The 1580’s was the time when the Catholics were most of a threat to Elizabeth. The 1640’s were a time of civil war. Also the acts that were passed corresponded with times of religious upheaval. For example the 1563 act was passed by Elizabeth only a five years after her accession when Puritans were still calling for religious reforms (the 1561 Vestarian Controversy for example); and the 1604 act passed by James I just after his accession in 1603. He faced religious conflict for he chose, after much debate, for England to remain Anglican; having raised false hopes among the Catholics and the Protestants. So therefore it appears to me that the worst times of witchcraft persecutions did actually correspond with religious and political upheaval.

It may also be that there are more recorded cases of witchcraft towards the end of the sixteenth century because it became more common for people to turn to the law for advice and justice against those they perceived as witches. This was because the Reformation dissolved much of the Catholic “counter magic” (e.g. exorcisms and holy water), so the “victims” had little choice but to turn to the law. Historian Keith Thomas supports this by saying the laws “filled a gap after the Reformation.” Paul Thomas agrees with Keith Thomas by stating how he believes the religious change did intensify the witch-hunts, and that Catholicism was seen, up to a point, as a type of sorcery. Keith Thomas 24says how the fear of Catholic “Latin Tags” and Catholic forms, such as “hoc est corpus” becoming “hocus pocus”, contributed to the persecution of “witches”, by mainly those of Puritan belief.

Paul Thomas shares some of Lotherington’s beliefs that the witch-hunts were a social and economic based phenomenon. He says that the witch persecutions were actually forced on the elite by popular appeal; the hierarchy only heeded them to “soothe” the anxieties of the parish in times when there was much religious change. The result the elite wanted was to control the people, therefore witch-hunting was a method used by the hierarchy to control the populace. Historian J A Sharpe25 agrees with Paul Thomas by suggesting that the witch craze in England did not affect the activities of the intelligent, but rather it affected the activities of the peasants.

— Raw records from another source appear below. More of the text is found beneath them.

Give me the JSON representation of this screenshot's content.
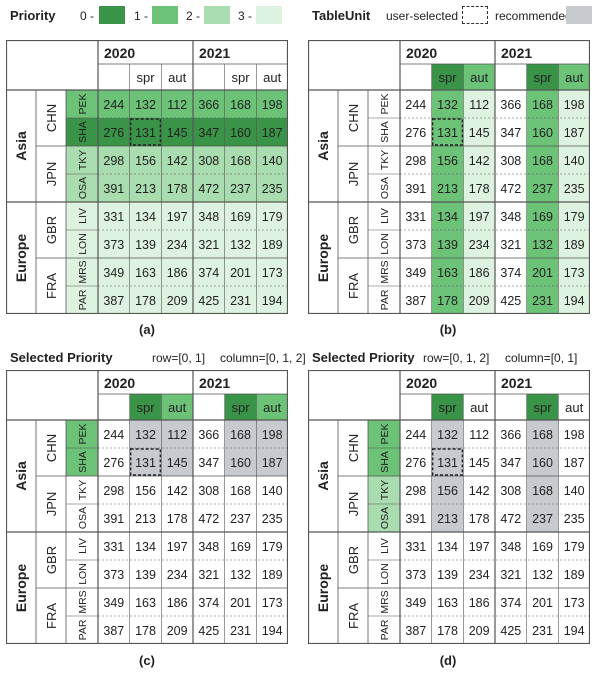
{
  "colors": {
    "p0": "#3a9448",
    "p1": "#6cc277",
    "p2": "#a9dcae",
    "p3": "#def3df",
    "recommended": "#c7cbcf",
    "grid": "#555555"
  },
  "legend": {
    "priority_label": "Priority",
    "levels": [
      "0 -",
      "1 -",
      "2 -",
      "3 -"
    ],
    "tableunit_label": "TableUnit",
    "user_selected_label": "user-selected",
    "recommended_label": "recommended"
  },
  "table": {
    "years": [
      "2020",
      "2021"
    ],
    "seasons": [
      "spr",
      "aut"
    ],
    "regions": [
      {
        "name": "Asia",
        "countries": [
          {
            "name": "CHN",
            "cities": [
              "PEK",
              "SHA"
            ]
          },
          {
            "name": "JPN",
            "cities": [
              "TKY",
              "OSA"
            ]
          }
        ]
      },
      {
        "name": "Europe",
        "countries": [
          {
            "name": "GBR",
            "cities": [
              "LIV",
              "LON"
            ]
          },
          {
            "name": "FRA",
            "cities": [
              "MRS",
              "PAR"
            ]
          }
        ]
      }
    ],
    "rows": [
      [
        "244",
        "132",
        "112",
        "366",
        "168",
        "198"
      ],
      [
        "276",
        "131",
        "145",
        "347",
        "160",
        "187"
      ],
      [
        "298",
        "156",
        "142",
        "308",
        "168",
        "140"
      ],
      [
        "391",
        "213",
        "178",
        "472",
        "237",
        "235"
      ],
      [
        "331",
        "134",
        "197",
        "348",
        "169",
        "179"
      ],
      [
        "373",
        "139",
        "234",
        "321",
        "132",
        "189"
      ],
      [
        "349",
        "163",
        "186",
        "374",
        "201",
        "173"
      ],
      [
        "387",
        "178",
        "209",
        "425",
        "231",
        "194"
      ]
    ]
  },
  "panels": [
    {
      "caption": "(a)",
      "mode": "row"
    },
    {
      "caption": "(b)",
      "mode": "col"
    },
    {
      "caption": "(c)",
      "mode": "sel",
      "selRows": [
        0,
        1
      ],
      "selCols": [
        1,
        2,
        4,
        5
      ],
      "selected_title": "Selected Priority",
      "row_text": "row=[0, 1]",
      "col_text": "column=[0, 1, 2]"
    },
    {
      "caption": "(d)",
      "mode": "sel",
      "selRows": [
        0,
        1,
        2,
        3
      ],
      "selCols": [
        1,
        4
      ],
      "selected_title": "Selected Priority",
      "row_text": "row=[0, 1, 2]",
      "col_text": "column=[0, 1]"
    }
  ]
}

From the evidence I have gathered it seems that witch-hunts were more intensive in late sixteenth century England due to both religious and socio-economic reasons. Contributory factors were: contemporary attitudes towards women and non-conformists, close proximity to London, the methods of torture involved and the publication of propaganda against witches. It does appear that the witch-hunts were actually a form of control the ruling classes inflicted upon society. This would explain why witches were not tolerated at a time of increased political danger, such as the 1580’s, and in a period of religious change.